Bortezomib, Pomalidomide, Dexamethasone For Systemic AL Amyloidosis

Overview

This is an open-label, multicenter, Phase 2 study in subjects with newly diagnosed systemic light chain (AL) amyloidosis. Approximately 40 subjects will receive therapy with bortezomib, pomalidomide, and dexamethasone. The primary outcome is hematologic very good partial response and complete response rate at 6 months.

Description

Proteasome inhibitor and immunmodulators have synergistic effect for plasma cell dyscrasia. Due to the fact that more than 70-80% of patients with amyloidosis have renal involvement, the application of lenalidomide is limited. Thus, the investigators designed this open-label, multicenter, phase 2 study for newly diagnosed or previously treated systemic AL amyloidosis with bortezomib, pomalidomide and dexamethasone regimen.

Eligibility

Inclusion Criteria:

1. Diagnosis of AL amyloidosis, confirmed by histology and typed with immunohistochemistry, immunoelectron microscopy or mass spectrometry.
2. Newly diagnosed AL amyloidosis
3. Patients must be ≥ 18 years of age.
4. ECOG performance status 0, 1 or 2.
5. Measurable disease defined by at least one of the following:

   ① serum free light chain (FLC) ≥2.0 mg/dL (20 mg/L) with an abnormal kappa:lambda ratio or the difference between involved and uninvolved free light chains (dFLC) ≥2mg/dL (20 mg/L).

   ②. presence of a monoclonal spike that is ≥5 g/l.

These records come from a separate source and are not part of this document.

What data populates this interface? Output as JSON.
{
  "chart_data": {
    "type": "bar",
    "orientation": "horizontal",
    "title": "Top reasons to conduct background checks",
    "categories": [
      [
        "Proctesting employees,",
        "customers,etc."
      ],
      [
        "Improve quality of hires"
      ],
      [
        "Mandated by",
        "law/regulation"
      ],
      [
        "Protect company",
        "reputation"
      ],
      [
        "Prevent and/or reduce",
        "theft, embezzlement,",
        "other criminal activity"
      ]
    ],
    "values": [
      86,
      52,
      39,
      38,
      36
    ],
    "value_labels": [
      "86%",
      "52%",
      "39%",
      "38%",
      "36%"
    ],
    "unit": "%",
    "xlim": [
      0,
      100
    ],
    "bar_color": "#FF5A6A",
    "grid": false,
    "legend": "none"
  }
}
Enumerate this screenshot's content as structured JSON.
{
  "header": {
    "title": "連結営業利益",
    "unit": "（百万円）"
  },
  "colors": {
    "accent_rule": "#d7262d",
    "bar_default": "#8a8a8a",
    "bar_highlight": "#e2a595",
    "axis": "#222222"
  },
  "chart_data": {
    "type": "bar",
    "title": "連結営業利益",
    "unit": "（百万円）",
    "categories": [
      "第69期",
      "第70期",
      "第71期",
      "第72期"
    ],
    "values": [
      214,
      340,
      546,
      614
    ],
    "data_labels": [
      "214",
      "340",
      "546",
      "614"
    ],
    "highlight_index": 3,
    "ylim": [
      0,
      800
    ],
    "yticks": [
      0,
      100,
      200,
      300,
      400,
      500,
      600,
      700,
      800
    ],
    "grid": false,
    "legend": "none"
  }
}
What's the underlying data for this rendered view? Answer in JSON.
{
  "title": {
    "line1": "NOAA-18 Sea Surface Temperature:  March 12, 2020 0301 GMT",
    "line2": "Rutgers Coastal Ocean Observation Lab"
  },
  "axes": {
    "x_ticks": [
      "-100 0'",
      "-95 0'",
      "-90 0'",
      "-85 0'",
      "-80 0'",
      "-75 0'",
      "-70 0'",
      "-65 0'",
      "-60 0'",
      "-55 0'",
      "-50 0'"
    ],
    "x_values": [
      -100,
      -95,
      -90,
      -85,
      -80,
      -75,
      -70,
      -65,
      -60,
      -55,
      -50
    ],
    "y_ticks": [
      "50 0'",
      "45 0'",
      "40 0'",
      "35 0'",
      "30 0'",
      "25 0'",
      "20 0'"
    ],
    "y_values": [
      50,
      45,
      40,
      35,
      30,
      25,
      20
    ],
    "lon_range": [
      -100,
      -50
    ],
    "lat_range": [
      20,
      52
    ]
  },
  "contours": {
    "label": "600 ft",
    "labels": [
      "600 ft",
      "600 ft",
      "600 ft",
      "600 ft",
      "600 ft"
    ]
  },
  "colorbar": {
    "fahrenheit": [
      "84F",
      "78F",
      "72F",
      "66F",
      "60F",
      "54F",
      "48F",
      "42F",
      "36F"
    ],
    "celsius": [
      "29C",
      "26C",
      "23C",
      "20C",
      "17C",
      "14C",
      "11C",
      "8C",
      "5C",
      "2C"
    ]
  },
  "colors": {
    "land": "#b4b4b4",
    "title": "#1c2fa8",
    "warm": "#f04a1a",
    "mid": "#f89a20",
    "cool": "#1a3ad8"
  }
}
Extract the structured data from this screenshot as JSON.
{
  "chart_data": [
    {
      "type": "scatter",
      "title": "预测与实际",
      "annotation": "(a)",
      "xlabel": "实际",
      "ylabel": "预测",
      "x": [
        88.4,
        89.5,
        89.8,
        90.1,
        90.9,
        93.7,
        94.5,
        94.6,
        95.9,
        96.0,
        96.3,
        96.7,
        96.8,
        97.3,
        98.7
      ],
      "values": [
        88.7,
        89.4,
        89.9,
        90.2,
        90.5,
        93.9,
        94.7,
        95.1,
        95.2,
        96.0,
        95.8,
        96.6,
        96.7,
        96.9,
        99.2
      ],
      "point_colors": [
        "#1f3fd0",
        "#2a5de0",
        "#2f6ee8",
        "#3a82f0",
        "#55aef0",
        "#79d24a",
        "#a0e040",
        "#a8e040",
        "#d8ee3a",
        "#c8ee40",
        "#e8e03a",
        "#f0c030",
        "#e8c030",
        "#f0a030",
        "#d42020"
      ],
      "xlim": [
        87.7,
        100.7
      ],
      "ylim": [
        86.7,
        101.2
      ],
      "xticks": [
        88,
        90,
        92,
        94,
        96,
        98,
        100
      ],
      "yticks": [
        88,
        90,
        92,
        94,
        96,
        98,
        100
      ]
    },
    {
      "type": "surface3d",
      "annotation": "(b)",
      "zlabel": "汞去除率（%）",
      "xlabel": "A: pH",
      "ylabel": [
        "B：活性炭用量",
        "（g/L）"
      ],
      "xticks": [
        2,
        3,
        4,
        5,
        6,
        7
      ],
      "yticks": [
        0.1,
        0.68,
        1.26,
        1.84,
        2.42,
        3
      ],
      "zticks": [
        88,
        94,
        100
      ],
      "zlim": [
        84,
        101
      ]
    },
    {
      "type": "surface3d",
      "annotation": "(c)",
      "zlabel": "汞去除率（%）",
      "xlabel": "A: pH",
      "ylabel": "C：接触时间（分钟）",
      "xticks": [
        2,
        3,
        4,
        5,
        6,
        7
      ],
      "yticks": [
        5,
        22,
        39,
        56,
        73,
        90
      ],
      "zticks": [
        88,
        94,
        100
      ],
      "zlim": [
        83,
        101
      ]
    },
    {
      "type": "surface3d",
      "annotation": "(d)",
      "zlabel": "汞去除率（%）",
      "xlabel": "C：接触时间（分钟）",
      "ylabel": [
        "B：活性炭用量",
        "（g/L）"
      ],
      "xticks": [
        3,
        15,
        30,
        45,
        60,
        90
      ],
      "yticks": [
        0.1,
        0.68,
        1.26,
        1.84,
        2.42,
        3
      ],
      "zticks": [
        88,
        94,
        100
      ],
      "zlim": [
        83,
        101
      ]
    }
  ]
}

6. Symptomatic organ involvement (heart, kidney, liver/GI tract, peripheral nervous system).
7. Absolute neutrophil count (ANC) ≥1.0 X 10^9/L, Hemoglobin ≥70 g/L, Platelets ≥50 X 10^9/L
8. eGFR ≥20 mL/min/ 1.73 m^2
9. Written informed consent in accordance with local and institutional guidelines.
10. Contraceptive use should be consistent with local regulations regarding the methods of contraception for those participating in clinical studies.

Exclusion Criteria:

1. Fulfill with the criteria of active multiple myeloma or active lymphoplasmacytic lymphoma.
2. Presence of other tumors which is/are in advanced malignant stage and has/have systemic metastasis;
3. Severe or persistent infection that cannot be effectively controlled;
4. Presence of severe autoimmune diseases or immunodeficiency disease;
5. Patients with active hepatitis B or hepatitis C ([HBVDNA+] or [HCVRNA+]);
6. Patients with HIV infection or syphilis infection;
7. Any situations that the researchers believe will increase the risks for the subject or affect the results of the study.